Dedek menyatakan bahwa pernyataan itu justru menyesatkan dan tak dibangun berdasarkan data yang valid.
"Saya pikir Gerindra sudah terlalu terbiasa mengumbar kesesatan [soal kondisi ekonomi], mereka tidak memahami bahwa demokrasi yang maju dan modern di mana argumen politik dibangun berbasis data," kata Dedek saat dihubungi CNNIndonesia.com pada Kamis (16/8).
ADVERTISEMENT
SCROLL TO CONTINUE WITH CONTENT
"Maka tak mengejutkan jika angka kemiskinan turun dua juta lebih pada masa pemerintahan pak Jokowi dan mencapai 1 digit pada kuartal pertama sebesar 9.8 persen," ujarnya.
Dedek mengatakan bahwa Jokowi berkomitmen untuk terus menekan angka kemiskinan di Indonesia.
"Jadi program-program itu mampu menurunkan angka kemiskinan menjadi satu digit dalam sejarah sejak republik ini berdiri," ujarnya.
Atas dasar argumen itu, politisi dari Partai Solidaritas Indonesia ini mengimbau agar Gerindra lebih jujur dalam melihat data mengenai keadaan ekonomi Indonesia saat ini ketimbang menggunakan asumsi yang menyesatkan masyarakat.

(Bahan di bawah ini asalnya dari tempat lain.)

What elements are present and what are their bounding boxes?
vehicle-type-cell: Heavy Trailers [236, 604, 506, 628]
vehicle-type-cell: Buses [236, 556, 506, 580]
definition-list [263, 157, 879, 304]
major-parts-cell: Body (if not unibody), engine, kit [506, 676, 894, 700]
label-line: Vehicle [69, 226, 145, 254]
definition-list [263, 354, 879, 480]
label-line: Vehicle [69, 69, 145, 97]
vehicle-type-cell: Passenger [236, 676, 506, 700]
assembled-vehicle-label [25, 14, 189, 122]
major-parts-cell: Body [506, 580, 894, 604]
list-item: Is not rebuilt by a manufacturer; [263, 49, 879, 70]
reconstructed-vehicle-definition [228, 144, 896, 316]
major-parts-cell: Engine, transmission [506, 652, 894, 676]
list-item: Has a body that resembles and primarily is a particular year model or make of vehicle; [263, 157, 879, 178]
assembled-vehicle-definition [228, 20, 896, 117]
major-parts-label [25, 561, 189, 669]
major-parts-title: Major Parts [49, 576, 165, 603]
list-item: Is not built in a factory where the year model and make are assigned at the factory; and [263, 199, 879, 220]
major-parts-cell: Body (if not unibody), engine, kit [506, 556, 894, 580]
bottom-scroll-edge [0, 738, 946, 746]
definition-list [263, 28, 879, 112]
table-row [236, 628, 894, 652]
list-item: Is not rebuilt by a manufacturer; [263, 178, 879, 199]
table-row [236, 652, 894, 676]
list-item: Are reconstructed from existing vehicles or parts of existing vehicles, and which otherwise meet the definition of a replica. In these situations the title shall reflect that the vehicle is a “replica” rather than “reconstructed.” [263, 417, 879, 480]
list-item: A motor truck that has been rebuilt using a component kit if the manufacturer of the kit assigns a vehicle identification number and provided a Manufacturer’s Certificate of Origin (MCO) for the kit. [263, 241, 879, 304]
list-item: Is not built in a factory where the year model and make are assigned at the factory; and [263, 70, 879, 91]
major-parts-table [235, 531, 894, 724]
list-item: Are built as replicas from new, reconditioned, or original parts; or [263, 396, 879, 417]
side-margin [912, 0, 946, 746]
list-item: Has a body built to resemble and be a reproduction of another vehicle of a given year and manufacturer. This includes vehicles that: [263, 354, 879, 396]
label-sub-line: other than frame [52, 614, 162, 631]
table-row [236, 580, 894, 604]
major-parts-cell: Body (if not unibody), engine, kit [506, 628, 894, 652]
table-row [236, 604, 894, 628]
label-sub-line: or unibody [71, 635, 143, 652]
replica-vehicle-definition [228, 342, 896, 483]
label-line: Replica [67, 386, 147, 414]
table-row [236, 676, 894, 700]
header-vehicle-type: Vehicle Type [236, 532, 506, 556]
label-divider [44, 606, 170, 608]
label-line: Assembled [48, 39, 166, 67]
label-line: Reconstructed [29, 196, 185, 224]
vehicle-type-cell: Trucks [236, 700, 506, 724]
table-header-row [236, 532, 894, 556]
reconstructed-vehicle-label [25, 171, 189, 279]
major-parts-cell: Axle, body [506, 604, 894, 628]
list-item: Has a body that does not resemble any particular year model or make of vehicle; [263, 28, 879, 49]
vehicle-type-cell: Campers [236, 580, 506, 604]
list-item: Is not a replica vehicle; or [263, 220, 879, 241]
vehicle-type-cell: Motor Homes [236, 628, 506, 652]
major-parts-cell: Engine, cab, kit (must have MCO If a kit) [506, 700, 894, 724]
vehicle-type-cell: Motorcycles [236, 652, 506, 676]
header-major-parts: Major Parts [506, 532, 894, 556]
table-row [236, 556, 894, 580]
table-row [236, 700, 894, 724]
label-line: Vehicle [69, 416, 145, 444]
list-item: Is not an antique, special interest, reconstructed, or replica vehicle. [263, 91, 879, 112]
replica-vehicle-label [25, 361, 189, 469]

Ia juga menyarankan agar Gerindra berani beradu gagasan menggunakan data untuk mengedukasi masyarakat, ketimbang menggunakan buku-buku fiksi dalam menyampaikan pendapatnya.
Sebelumnya, Wakil Ketua Gerindra Ferry Juliantono mengkritik keras klaim Jokowi soal menurunnya angka kemiskinan dalam tiga tahun terakhir.
Menurut Ferry, klaim Jokowi tidak sesuai dengan keadaan masyarakat di lapisan bawah yang justru makin terperangkap dalam lingkaran kemiskinan.
"Rezim tidak tahu malu namanya," ucap Ferry saat dihubungi CNNIndonesia.com. (wis/gil)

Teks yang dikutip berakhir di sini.